O futebol, considerado um ato de sublimação da criatividade humana, existe dentro
de relações sociais contraditórias, e diversos fatos históricos demonstram que ela não
prescinde da violência. Diante das conotações civilizatórias contidas neste esporte moderno,
as multidões que acompanham e declaram suas paixões pelos seus respectivos times são
objetos de estudos históricos e sociológicos, sobretudo dos fenômenos que ultrapassam a
pedagogia do esporte e transformam-se em conflitos.

OBJETIVOS GERAIS

Analisar o fenômeno das torcidas organizadas à luz da produção teórica relevante no


âmbito acadêmico a fim de compreender a função social destas instituições e suas práticas e
o impacto de seus movimentos na sociedade brasileira. Esta análise será objetivada para a
compreensão e produção historiográfica sobre a torcida organizada Mancha Azul.

OBJETIVOS ESPÉCIFICOS

● Analisar a produção teórica sobre o fenômeno das torcidas organizadas pela


comunidade acadêmica, situando dentro deste esporte as origens e funções sociais
das torcidas organizadas.

● Explorar as origens do futebol, suas práticas e sua função social na sociedade


Brasileira, direcionando progressivamente o caminho da pesquisa a regionalidade do
futebol cajazeirense.

● Pesquisar, a partir de fontes documentais e orais a história da torcida organizada


“Mancha Azul”, contribuindo para o acervo histórico e analítico desta entidade.
METODOLOGIA

I: O método dialético

Ao contrário de Parmênides, onde o não-ser não existe e o movimento é uma ilusão,


Heráclito traz para o ser a fluição. O real não é o imutável, mas o movimento que jamais cessa
e que tudo está em transformação constante.

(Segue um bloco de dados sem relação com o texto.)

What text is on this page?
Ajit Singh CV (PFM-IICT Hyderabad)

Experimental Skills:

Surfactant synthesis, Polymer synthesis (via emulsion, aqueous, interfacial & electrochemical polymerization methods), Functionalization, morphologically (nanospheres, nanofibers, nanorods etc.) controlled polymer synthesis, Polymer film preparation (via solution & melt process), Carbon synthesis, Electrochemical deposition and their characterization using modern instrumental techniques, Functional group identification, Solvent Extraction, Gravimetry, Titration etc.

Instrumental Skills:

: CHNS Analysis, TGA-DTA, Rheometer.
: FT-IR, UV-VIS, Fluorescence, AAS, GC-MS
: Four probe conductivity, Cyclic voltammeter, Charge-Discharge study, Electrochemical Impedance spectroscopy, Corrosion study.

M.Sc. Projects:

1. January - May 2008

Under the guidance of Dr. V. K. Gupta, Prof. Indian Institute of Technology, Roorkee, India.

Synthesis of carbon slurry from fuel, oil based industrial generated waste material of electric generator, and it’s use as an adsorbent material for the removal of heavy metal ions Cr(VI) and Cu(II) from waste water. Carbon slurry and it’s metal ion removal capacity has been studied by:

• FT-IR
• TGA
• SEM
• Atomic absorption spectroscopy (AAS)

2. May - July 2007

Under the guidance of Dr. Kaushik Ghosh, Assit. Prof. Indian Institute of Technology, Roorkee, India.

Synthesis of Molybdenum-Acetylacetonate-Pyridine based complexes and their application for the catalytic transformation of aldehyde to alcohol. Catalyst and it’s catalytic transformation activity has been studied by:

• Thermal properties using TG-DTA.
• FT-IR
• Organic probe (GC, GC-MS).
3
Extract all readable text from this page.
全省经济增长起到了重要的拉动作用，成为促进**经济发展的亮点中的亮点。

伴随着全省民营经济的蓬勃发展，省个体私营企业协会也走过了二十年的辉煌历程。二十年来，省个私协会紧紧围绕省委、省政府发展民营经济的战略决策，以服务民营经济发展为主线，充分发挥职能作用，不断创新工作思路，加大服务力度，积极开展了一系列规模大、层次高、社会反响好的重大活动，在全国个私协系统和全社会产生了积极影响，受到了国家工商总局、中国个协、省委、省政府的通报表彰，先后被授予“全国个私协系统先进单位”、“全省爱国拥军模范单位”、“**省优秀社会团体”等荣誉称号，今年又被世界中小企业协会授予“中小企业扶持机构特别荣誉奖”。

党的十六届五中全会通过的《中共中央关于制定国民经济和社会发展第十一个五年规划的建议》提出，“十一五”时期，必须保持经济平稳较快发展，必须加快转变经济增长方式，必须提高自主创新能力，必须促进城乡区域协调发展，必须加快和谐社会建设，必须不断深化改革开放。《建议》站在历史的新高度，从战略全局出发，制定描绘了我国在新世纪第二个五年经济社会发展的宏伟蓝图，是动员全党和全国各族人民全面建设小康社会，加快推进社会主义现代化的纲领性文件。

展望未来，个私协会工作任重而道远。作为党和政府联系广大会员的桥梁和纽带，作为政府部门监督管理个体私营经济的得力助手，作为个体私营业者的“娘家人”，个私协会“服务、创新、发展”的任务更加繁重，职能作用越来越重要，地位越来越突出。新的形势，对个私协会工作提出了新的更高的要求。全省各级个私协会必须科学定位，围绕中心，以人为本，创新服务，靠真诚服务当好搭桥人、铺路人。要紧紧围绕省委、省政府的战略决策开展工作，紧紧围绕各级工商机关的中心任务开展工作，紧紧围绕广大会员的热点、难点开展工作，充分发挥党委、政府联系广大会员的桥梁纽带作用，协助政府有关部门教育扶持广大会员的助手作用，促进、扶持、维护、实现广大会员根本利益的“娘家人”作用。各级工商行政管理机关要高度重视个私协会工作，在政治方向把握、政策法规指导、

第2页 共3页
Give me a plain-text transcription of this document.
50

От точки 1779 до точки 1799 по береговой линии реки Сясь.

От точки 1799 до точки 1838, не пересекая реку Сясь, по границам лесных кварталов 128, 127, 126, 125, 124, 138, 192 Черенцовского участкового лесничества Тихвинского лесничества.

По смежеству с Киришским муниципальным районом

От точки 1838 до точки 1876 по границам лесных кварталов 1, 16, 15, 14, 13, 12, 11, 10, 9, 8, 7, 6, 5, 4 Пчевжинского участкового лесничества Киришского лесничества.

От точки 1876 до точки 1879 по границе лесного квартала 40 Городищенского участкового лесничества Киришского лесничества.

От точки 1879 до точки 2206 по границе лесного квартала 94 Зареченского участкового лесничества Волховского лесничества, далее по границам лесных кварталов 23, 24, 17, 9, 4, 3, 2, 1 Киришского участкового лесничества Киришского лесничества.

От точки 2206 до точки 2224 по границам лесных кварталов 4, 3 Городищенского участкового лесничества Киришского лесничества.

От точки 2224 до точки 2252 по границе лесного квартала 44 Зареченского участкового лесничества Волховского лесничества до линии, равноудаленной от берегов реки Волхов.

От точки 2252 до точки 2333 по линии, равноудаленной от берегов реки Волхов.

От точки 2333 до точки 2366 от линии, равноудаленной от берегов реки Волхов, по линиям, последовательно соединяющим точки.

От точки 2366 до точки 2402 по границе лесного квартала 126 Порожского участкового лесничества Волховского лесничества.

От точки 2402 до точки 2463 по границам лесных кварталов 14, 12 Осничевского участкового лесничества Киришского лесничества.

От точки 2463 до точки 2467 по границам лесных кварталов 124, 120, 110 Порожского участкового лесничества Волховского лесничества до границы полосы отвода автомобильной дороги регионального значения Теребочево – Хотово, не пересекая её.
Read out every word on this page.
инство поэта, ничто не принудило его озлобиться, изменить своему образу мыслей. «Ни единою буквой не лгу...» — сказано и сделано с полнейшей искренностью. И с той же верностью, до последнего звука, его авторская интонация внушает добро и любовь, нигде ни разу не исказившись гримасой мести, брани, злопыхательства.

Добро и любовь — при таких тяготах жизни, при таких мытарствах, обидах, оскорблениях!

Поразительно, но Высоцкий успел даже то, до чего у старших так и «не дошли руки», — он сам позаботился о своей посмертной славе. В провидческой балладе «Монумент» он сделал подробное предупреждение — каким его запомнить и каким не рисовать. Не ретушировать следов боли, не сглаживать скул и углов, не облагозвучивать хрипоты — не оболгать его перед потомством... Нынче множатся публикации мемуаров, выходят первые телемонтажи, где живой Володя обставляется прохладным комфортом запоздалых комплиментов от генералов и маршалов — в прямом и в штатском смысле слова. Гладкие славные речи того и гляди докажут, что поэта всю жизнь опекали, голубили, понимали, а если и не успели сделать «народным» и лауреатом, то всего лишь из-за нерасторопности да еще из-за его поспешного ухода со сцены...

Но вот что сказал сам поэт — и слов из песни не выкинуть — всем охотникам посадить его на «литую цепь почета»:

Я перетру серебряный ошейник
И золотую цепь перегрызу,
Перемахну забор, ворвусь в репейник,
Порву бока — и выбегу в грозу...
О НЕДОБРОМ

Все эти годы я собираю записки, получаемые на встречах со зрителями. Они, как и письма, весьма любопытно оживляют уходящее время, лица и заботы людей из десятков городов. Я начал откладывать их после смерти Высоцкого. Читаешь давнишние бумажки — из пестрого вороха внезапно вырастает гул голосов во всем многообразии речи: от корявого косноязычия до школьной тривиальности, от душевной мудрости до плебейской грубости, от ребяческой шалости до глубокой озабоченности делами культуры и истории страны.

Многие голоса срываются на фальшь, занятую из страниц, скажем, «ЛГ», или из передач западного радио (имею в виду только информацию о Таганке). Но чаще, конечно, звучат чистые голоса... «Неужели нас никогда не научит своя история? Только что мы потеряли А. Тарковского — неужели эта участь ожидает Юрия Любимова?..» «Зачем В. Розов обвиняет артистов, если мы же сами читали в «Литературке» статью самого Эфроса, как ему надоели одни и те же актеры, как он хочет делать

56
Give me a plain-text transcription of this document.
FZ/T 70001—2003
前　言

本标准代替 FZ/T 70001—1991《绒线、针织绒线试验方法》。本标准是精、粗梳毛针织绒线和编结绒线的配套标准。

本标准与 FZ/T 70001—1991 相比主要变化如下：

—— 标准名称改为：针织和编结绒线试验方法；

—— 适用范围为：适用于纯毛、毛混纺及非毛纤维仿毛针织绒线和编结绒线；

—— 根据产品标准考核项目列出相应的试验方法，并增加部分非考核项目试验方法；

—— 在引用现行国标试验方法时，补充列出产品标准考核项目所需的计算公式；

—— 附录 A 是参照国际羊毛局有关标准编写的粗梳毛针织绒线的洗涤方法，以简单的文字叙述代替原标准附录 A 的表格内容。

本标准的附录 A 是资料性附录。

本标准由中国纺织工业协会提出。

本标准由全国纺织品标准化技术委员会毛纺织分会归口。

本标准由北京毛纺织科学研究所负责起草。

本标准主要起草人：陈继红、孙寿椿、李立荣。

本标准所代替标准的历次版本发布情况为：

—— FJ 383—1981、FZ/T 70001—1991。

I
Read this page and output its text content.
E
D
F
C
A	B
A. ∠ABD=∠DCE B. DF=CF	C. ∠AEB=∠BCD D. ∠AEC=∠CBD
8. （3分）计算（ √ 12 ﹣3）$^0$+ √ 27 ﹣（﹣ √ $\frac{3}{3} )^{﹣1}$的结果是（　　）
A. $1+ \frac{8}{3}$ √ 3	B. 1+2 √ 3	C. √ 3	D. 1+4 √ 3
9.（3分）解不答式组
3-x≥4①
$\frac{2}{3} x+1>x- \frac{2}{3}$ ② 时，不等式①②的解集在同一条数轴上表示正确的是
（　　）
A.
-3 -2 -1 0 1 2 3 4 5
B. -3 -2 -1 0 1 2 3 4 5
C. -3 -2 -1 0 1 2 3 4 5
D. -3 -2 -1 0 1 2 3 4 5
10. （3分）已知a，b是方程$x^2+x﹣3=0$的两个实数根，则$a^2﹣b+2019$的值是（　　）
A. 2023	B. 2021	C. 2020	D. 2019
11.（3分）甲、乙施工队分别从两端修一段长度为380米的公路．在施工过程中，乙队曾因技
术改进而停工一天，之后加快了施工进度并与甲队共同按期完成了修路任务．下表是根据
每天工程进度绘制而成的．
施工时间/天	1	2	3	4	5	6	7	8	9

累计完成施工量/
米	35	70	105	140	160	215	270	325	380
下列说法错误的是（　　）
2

A realidade seria a tensão e a conciliação do
Ser com o Não-Ser. Essa é a primeira aparição da dialética na História da Filosofia. “Ser e Não-
Ser”, que a primeira vista, se opõem e se excluem, na realidade realmente real constituem
uma unidade sintética, que é o ser em movimento, o Devir” (LIMA, 2015, P. 15). Neste
momento os polos opostos tese e antítese são excludentes, mas em seguida se unificam em
uma síntese, onde é superado como também guardado conteúdo do primeiro movimento e
surge algo de novo. Nem sempre o resultado dessa síntese é positivo, mas também ocorre de
forma destrutiva, onde, ao invés de unificação, há apenas exclusão e destruição. O processo
histórico da dialética vai desses e passa pelos socráticos, platônicos, aristotélicos.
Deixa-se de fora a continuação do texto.